Woman told to go to Zimbabwe to get her South African-born child`s visas

Source: Groundup, 25/05/2019


Our policy does not allow them to change status from visitors to any
visa while still in South Africa. This also applies to the SA-born
child who left SA and re-entered SA on a visitor`s visa.`
Since 2008, Melody* has been living and working in South Africa. She
is legally in the country with a Zimbabwe Exemption Permit (ZEP), but
her two children need legal status. The South African authorities say
she has to return to Zimbabwe in order to apply for what is known as
an `accompanying visa` for her children.

She is a domestic worker and it will be very expensive for her. It may
also mean she has to break up her family, at least temporarily. She
might even risk losing her job altogether as she only gets three-weeks
annual leave in December.

`It takes six to eight weeks for the visas to be processed. I cannot
leave my children in Zimbabwe,` she says.

Melody`s two-year-old was born in South Africa but he accompanied her
to Zimbabwe on her annual leave last year. Her seven-year-old was born
in Zimbabwe and she has applied for his birth certificate and passport
at the Zimbabwean Consulate in Cape Town, a costly and bureaucratic
process in itself.
David Hlabane, media manager at the Department of Home Affairs,
confirmed that Melody must apply through the South African Embassy in
Zimbabwe.

On 30 January 2019, Melody collected her ZEP at the Cape Town VFS
(visa services) office, and she was told she needed to go to Zimbabwe
to apply for an accompanying visa for her children. She said there
were many parents at VFS in the same situation.
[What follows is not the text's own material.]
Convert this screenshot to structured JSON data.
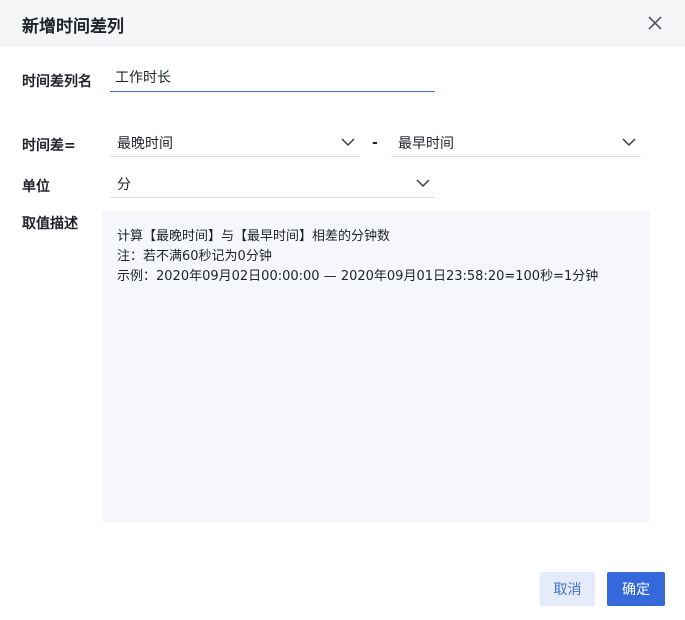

Tendai Bhiza of PASSOP (People Against Suffering, Oppression and
Poverty) said, `Where will she get the money to go back to Zimbabwe?
Her children will miss school lessons … As long as the children are in
the country they should be allowed to apply for the visas within South
Africa. They have the right to their families.`

* Although Melody`s real name is known to GroundUp and Home Affairs,
she asked us to use a pseudonym to protect the identity of her
children who are at school.

Correction: The birth circumstances of Melody`s two and seven-year-old
were reversed in error when the story was initially published. It has
been corrected: her two-year-old was born in South Africa; her
seven-year-old was born in Zimbabwe.